De nombreuses cours d’appel ont invalidé des conditions de probation qui avaient été imposées dans le but de punir le délinquant plutôt que de favoriser sa réinsertion sociale: voir R. c. Ziatas (1973), 13 C.C.C. (2d) 287 (C.A. Ont.), à la p. 288; R. c. Caja (1977), 36 C.C.C. (2d) 401 (C.A. Ont.), aux pp. 402 et 403; R. c. Lavender reflex, (1981), 59 C.C.C. (2d) 551 (C.A.C.-B.), aux pp. 552 et 553, et R. c. L. reflex, (1986), 50 C.R. (3d) 398 (C.A. Alb.), aux pp. 399 et 400. Les conditions de l’ordonnance de probation contestées dans ces affaires avaient été imposées en application de la clause résiduaire qui était en vigueur à l’époque et dont le texte était virtuellement identique à celui de l’actuel al. 742.3(2)f).

[…]

Le juge qui rend une ordonnance de sursis à l’emprisonnement sans l’assortir de conditions punitives devrait exposer la raison particulière expliquant cette décision. En effet, le juge qui détermine la peine ne doit jamais oublier que le sursis à l’emprisonnement ne doit être prononcé qu’à l’égard des délinquants qui autrement iraient en prison. S’il est d’avis qu’il est inutile d’imposer des conditions punitives, c’est alors la probation, et non le sursis à l’emprisonnement, qui est selon toute vraisemblance la mesure appropriée.

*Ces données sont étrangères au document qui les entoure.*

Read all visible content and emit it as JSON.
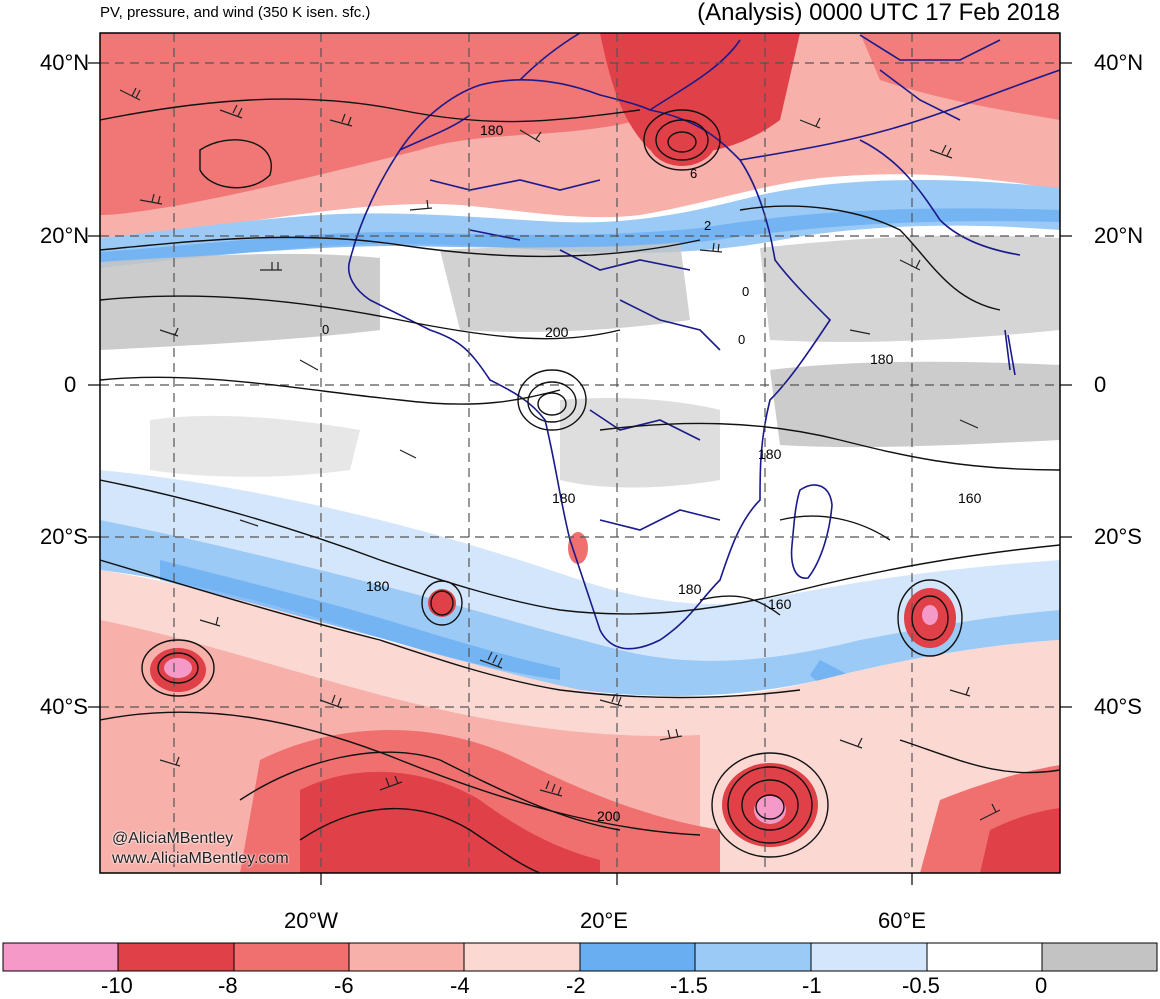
{
  "header": {
    "subtitle": "PV, pressure, and wind (350 K isen. sfc.)",
    "title": "(Analysis) 0000 UTC 17 Feb 2018"
  },
  "map": {
    "lat_labels": [
      {
        "lat": 40,
        "text": "40°N"
      },
      {
        "lat": 20,
        "text": "20°N"
      },
      {
        "lat": 0,
        "text": "0"
      },
      {
        "lat": -20,
        "text": "20°S"
      },
      {
        "lat": -40,
        "text": "40°S"
      }
    ],
    "lon_labels": [
      {
        "lon": -20,
        "text": "20°W"
      },
      {
        "lon": 20,
        "text": "20°E"
      },
      {
        "lon": 60,
        "text": "60°E"
      }
    ],
    "contour_labels": [
      "180",
      "6",
      "2",
      "0",
      "200",
      "0",
      "0",
      "180",
      "180",
      "180",
      "160",
      "180",
      "180",
      "160",
      "200"
    ],
    "credits": [
      "@AliciaMBentley",
      "www.AliciaMBentley.com"
    ]
  },
  "colorbar": {
    "labels": [
      "-10",
      "-8",
      "-6",
      "-4",
      "-2",
      "-1.5",
      "-1",
      "-0.5",
      "0"
    ],
    "colors": [
      "#f59ac8",
      "#e04048",
      "#f07070",
      "#f8b0aa",
      "#fbd8d2",
      "#6aaef2",
      "#9ccaf6",
      "#d4e6fb",
      "#ffffff",
      "#c3c3c3"
    ]
  }
}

Il est vrai que l’intimé, comme le souligne son avocate, a déjà purgé la majeure partie du premier tiers de sa peine, soit le tiers comportant le plus de restrictions à sa liberté. Mais cette forme de privation de liberté demeure qualitativement différente d’une incarcération. On ne peut sérieusement soutenir en l’occurrence qu’une privation de liberté dans la collectivité d’une durée de cinq mois (au cours de laquelle l’intimé devait « être chez [lui] vingt-quatre heures sur vingt-quatre (24/24), excepté pour aller travailler, un travail légitime et rémunéré, etc. »), suivie d’une ordonnance de probation non punitive, équivaudrait à ce que le législateur recherchait en adoptant les récentes modifications aux articles 742.1 et 752 C.Cr.

[33] Sachant que l’incarcération est maintenant la règle pour ce type d’infractions, quelle est ici la peine appropriée?

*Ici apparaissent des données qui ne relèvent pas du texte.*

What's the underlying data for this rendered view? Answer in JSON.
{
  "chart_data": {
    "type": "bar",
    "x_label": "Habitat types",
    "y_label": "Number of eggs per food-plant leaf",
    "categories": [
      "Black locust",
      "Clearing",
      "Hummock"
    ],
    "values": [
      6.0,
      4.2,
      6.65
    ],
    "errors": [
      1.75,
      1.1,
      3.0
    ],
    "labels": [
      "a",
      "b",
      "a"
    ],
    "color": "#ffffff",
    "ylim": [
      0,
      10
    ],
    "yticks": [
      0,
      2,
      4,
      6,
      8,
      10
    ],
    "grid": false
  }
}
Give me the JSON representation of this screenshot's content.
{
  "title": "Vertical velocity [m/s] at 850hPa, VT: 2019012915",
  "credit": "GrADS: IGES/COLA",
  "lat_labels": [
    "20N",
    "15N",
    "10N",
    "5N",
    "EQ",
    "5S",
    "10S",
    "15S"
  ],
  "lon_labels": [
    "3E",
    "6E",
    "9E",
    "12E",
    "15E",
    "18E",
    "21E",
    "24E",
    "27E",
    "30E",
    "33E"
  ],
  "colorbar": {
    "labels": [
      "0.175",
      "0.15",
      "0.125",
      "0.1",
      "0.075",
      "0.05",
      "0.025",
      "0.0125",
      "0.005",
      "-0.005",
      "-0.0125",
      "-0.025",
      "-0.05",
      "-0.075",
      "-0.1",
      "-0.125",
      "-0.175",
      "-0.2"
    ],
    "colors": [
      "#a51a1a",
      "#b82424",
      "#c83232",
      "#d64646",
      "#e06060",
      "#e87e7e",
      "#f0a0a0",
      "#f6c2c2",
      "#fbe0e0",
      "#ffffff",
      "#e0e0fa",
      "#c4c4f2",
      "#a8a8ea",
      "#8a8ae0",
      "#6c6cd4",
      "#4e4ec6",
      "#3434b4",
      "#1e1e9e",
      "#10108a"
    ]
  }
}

[34] Il est clair que le juge de première instance a attaché une importance particulière aux perspectives de réhabilitation et de réinsertion de l’intimé. Il semble en effet que celui-ci s’était déjà largement repris en mains au moment du prononcé de la peine, même s’il sentait toujours le besoin de continuer ses démarches en ce sens. Voici ce que disait le juge à ce sujet en imposant la peine:

Je tiens compte du fait que vous avez été six (6) mois en cure de désintoxication, que vous avez passé à travers vos difficultés, que vous avez fait des démarches. Et je me souviens que vous aviez même fait des démarches avant de commettre ces crimes-là, parce que vous ne vous sentiez pas bien dans votre peau.

Dans un cas comme celui-ci, plus la peine d’incarcération sera longue, plus elle risquera de compromettre le résultat actuel des efforts louables accomplis par l’intimé pour se réhabiliter. Comme le mentionnait le juge en chef dans l’arrêt Proulx, « [i]l est notoire que le fait de condamner un délinquant à l’incarcération par suite d’une infraction reliée à la dépendance à la drogue sans s’attaquer à ce problème n’aboutira probablement pas à la réinsertion sociale de l’intéressé ».

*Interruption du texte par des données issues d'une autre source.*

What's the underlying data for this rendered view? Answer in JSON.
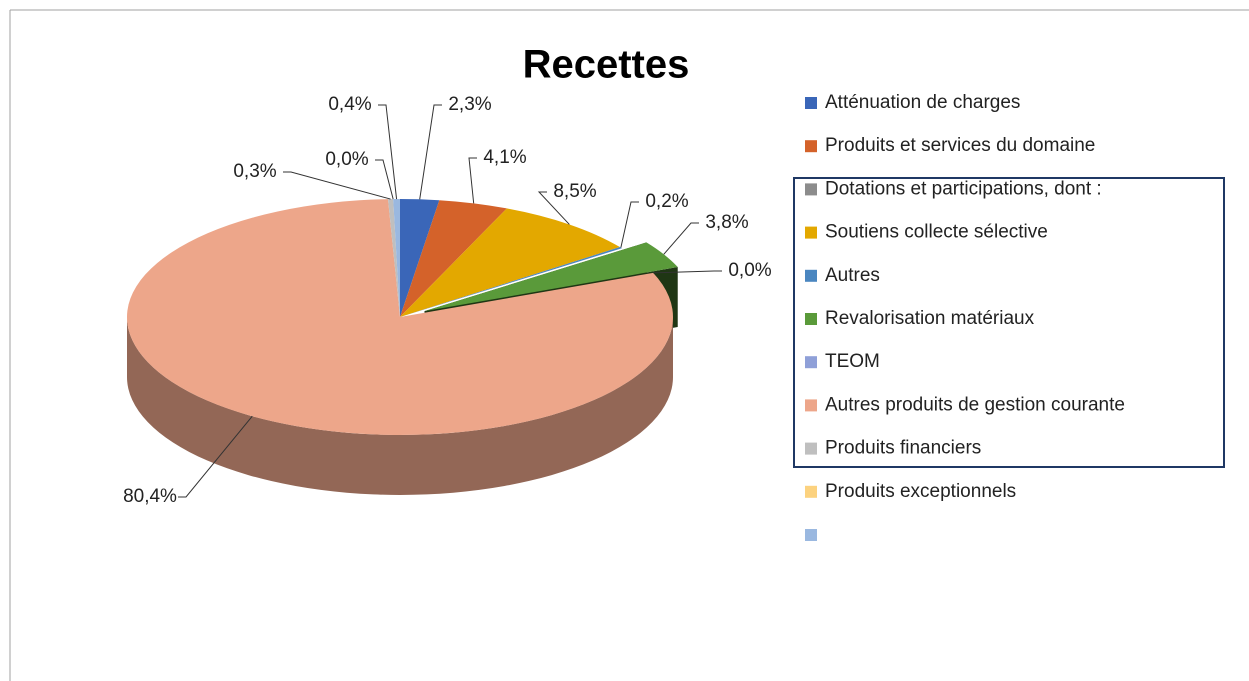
{
  "chart_data": {
    "type": "pie3d",
    "title": "Recettes",
    "categories": [
      "Atténuation de charges",
      "Produits et services du domaine",
      "Dotations et participations, dont :",
      "Soutiens collecte sélective",
      "Autres",
      "Revalorisation matériaux",
      "TEOM",
      "Autres produits de gestion courante",
      "Produits financiers",
      "Produits exceptionnels",
      null
    ],
    "values": [
      2.3,
      4.1,
      null,
      8.5,
      0.2,
      3.8,
      0.0,
      80.4,
      0.3,
      0.0,
      0.4
    ],
    "value_labels": [
      "2,3%",
      "4,1%",
      null,
      "8,5%",
      "0,2%",
      "3,8%",
      "0,0%",
      "80,4%",
      "0,3%",
      "0,0%",
      "0,4%"
    ],
    "colors": [
      "#3a66b8",
      "#d4622a",
      "#8c8c8c",
      "#e3a800",
      "#4a86c0",
      "#5a9a3a",
      "#8fa0d8",
      "#eda68a",
      "#bfbfbf",
      "#fcd27f",
      "#9ab8e0"
    ],
    "exploded": [
      5
    ],
    "legend": "right"
  }
}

[35] Militent également en faveur d’une peine plutôt clémente le fait que l’intimé a plaidé coupable, qu’il travaille et apporte un soutien à sa conjointe, que les rapports versés au dossier sur ses chances de réhabilitation sont favorables et que ses antécédents judiciaires, qui remontent à plus de vingt ans, sont comparativement mineurs.

[36] En revanche, la gravité objective des infractions, envisagée sous l’angle de la dissuasion générale, commande une mesure plus sévère.

[37] Si je compare l’ensemble de ces éléments avec ceux qui ressortent d’arrêts récents prononcés par notre Cour sur des peines pour vols qualifiés (notamment les arrêts R. c. Fabre et St-Pierre c. R.), j’en viens à la conclusion qu’une peine de dix mois d’emprisonnement serait appropriée.